His throat constricts, a lava-hot rush of blood makes his heart do a backflip, and deep inside him big chunks of black matter, stuff that has been lodged there forever, begins to melt away and infect him with a sick feeling. He has been numb for a long time. But this is fear. Unmistakable, remarkable fear.
Not for him, but for what he carries.
He blazes off the highway—into and out of the drainage ditch, its swampish bottom slippery, the bike almost sliding out from under him. He zigzags through the trees. Stiff weeds and clumps of scrub oak claw at the bike, screeching on its metal, and about thirty feet off the road—which seems too, too close—he brings the bike around a fallen tree and lays it on its side and starts covering it with branches.
The fallen tree is a Douglas fir, its needles a crisp brown, its bark interrupted by a jagged black vein made by lightning. When he pushes his way into its nest of branches, getting right up against the trunk, his hair prickles, his veins tighten. It is as if he can feel the residual electricity.
By now a faint reverberation is audible and he ducks down and listens to the noise get louder and louder still, and then around the corner comes a train of vehicles: motorcycles, jacked-up pickups, Cadillacs with red flames painted along their sides. All of them cough up oil like outboards, their ruined shocks and cracked mufflers and shrieking brakes rolling together to make a musical noise, like some junkyard circus, surrounded by a mystically blue exhaust that rises and joins the sky.

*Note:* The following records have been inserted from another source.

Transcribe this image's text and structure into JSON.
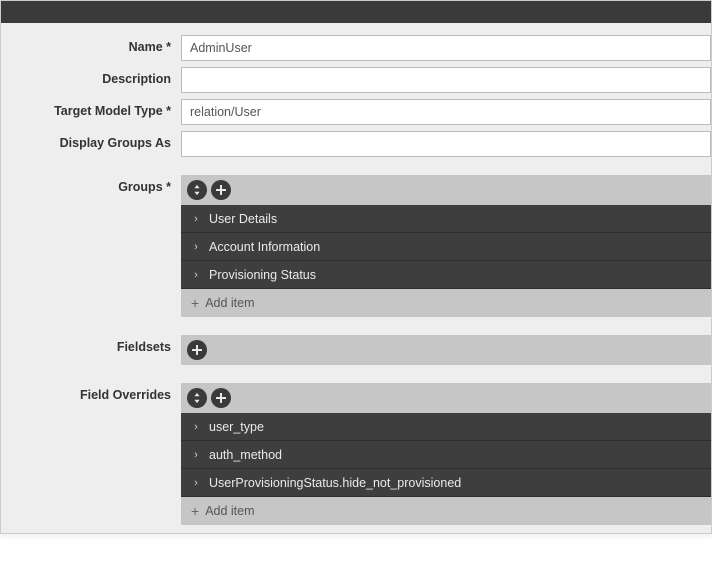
{
  "labels": {
    "name": "Name *",
    "description": "Description",
    "targetModelType": "Target Model Type *",
    "displayGroupsAs": "Display Groups As",
    "groups": "Groups *",
    "fieldsets": "Fieldsets",
    "fieldOverrides": "Field Overrides"
  },
  "values": {
    "name": "AdminUser",
    "description": "",
    "targetModelType": "relation/User",
    "displayGroupsAs": ""
  },
  "groups": {
    "items": [
      {
        "label": "User Details"
      },
      {
        "label": "Account Information"
      },
      {
        "label": "Provisioning Status"
      }
    ],
    "addLabel": "Add item"
  },
  "fieldsets": {
    "items": []
  },
  "fieldOverrides": {
    "items": [
      {
        "label": "user_type"
      },
      {
        "label": "auth_method"
      },
      {
        "label": "UserProvisioningStatus.hide_not_provisioned"
      }
    ],
    "addLabel": "Add item"
  },
  "colors": {
    "darkBar": "#3a3a3a",
    "itemRow": "#3e3e3e",
    "greyBar": "#c6c6c6",
    "panelBg": "#eeeeee"
  }
}
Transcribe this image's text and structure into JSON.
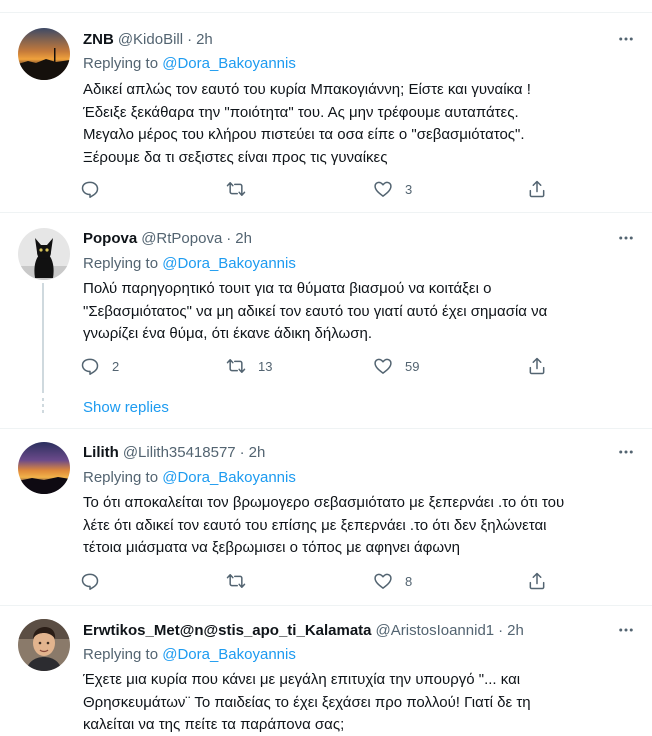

On top of one Cadillac, bodies are tied down like trophy stags. If they are not dead they are near it. Blood runs off the roof, down the windshield, where the wipers wipe it away. Patrick can see the man behind the wheel, hunched over and squinting through all that redness, smiling. A rosary swings from his rearview mirror.
Just five minutes ago the world seemed weirdly clean and calm. Now, in the drifting fog of smoke, engines mutter and horns beep and heavy metal blasts from CD players and tattooed men grin into the wind and for a second it’s as if the meltdown never happened.
The caboose of the nightmare parade is a semi dragging a flatbed. On the flatbed are couches and chairs, arranged helter-skelter, with many men and women splayed out on them. Beer cans roll around their feet. Metal—maybe Pantera or Slayer—blasts from a boom box and nearly overwhelms the noise of the diesel engine. Five men circle a woman in a green bikini and dance—slightly off-kilter from drink or turbulence—their hands outstretched like Halloween scarecrows. They are dirty and they are excited. Several are in a state of transformation.
At the rear of the flatbed a shirtless man swings logging chains above his head. With his pistol, Patrick sights the man’s chest, where excess flesh ripples down his rib cage, surrounding his guts, as if he has begun to melt after too long an exposure to Hanford’s furnace.